- Born: Los Angeles, California, U.S.
- Known for: Portrait photography
- Website: Copious Management

= Sheryl Nields =

American portrait photographer

Sheryl Nields is an American portrait photographer.

== Early life and education==
Nields grew up in Los Angeles, California. She attended Parsons School of Design, and then worked as an assistant to Patrick Demarchelier and Walter Chin. She started photographing musicians and bands. A photograph of Beck appeared in Spin in 1994.

== Career==
Nields has photographed actors and musicians including Sheryl Crow, Christina Hendricks, Scarlett Johansson, Milla Jovovich, Diane Lane, Tobey Maguire, Prince, Ben Stiller, Charlize Theron, and Naomi Watts.
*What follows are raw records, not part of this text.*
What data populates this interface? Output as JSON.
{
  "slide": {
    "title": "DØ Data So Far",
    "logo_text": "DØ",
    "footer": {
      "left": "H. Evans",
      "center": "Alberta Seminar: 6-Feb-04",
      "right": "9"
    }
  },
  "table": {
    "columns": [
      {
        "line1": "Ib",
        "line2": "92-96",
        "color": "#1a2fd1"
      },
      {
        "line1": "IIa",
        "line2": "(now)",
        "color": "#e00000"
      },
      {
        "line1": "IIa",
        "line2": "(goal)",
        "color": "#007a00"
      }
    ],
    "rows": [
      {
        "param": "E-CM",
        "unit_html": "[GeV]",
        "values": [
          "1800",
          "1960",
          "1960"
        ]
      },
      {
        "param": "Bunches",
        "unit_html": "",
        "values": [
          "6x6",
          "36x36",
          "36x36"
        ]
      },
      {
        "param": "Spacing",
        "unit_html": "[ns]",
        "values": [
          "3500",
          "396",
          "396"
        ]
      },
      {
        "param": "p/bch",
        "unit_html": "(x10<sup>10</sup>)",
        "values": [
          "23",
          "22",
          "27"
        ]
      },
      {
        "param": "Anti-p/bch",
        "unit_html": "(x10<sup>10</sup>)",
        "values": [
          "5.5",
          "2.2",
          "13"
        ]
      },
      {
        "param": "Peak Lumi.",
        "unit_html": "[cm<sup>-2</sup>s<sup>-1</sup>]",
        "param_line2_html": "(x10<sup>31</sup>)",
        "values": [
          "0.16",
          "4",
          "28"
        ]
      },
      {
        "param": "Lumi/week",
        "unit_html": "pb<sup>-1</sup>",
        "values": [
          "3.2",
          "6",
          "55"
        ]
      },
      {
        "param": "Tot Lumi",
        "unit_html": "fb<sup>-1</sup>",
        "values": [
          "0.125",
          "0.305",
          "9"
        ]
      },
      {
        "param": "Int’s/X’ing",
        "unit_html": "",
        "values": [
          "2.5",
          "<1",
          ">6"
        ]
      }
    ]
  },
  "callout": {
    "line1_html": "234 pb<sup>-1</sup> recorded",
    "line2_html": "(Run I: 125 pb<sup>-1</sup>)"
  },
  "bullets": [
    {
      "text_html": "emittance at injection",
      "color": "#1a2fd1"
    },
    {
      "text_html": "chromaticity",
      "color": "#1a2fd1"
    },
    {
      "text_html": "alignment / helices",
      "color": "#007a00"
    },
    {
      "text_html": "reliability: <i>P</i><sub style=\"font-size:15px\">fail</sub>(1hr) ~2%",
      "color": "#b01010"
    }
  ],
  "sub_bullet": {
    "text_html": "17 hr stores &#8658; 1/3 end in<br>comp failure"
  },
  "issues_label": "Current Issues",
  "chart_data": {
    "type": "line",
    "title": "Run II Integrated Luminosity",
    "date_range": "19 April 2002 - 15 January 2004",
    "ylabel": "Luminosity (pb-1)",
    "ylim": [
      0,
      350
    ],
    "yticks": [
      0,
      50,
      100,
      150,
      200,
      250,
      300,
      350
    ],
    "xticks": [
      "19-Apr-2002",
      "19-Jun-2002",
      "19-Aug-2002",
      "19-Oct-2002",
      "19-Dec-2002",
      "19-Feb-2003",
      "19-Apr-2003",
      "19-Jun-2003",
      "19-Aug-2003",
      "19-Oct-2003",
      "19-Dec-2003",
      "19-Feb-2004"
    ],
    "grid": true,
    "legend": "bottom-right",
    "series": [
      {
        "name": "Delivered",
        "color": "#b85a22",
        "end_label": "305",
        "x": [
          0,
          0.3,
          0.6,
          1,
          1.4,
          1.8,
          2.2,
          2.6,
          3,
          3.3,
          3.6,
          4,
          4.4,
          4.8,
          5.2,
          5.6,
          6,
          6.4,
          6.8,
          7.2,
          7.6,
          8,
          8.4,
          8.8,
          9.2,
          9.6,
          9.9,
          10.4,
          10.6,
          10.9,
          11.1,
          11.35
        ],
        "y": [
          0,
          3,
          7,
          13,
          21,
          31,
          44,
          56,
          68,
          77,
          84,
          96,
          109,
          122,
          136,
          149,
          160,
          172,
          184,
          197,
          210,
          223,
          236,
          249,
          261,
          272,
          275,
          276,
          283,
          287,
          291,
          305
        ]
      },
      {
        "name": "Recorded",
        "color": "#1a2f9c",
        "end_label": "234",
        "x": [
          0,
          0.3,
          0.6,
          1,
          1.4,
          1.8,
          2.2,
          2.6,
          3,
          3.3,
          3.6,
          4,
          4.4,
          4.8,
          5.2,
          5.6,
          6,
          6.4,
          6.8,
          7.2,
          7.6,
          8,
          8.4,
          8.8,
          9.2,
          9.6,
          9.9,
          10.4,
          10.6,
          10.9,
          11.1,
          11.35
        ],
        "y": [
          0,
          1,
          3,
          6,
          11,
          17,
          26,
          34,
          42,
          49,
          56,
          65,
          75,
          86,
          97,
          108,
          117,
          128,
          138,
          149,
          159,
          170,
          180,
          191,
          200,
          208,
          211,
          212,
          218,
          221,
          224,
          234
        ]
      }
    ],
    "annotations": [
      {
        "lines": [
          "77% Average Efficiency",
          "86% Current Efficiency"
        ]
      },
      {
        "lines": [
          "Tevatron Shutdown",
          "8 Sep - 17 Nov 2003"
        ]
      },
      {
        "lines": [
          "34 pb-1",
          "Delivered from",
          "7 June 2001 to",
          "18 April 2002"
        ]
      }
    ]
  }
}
Nields was among the thirty-five photographers included by Fergus Greer in The World’s Top Photographers: Portraits in 2004. In 2005 she photographed Carmen Electra for 4 Inches, a fundraising book and auction project for the Elton John AIDS Foundation. A photograph of Jack Black was used for the movie poster for Nacho Libre in 2006. In 2009 she photographed Dita Von Teese for Dita Stripteese, a collection of three striptease flip books. For Traummänner at the Deichtorhallen in Hamburg in 2011, she photographed a friend in a Spider-Man mask and sweatshirt.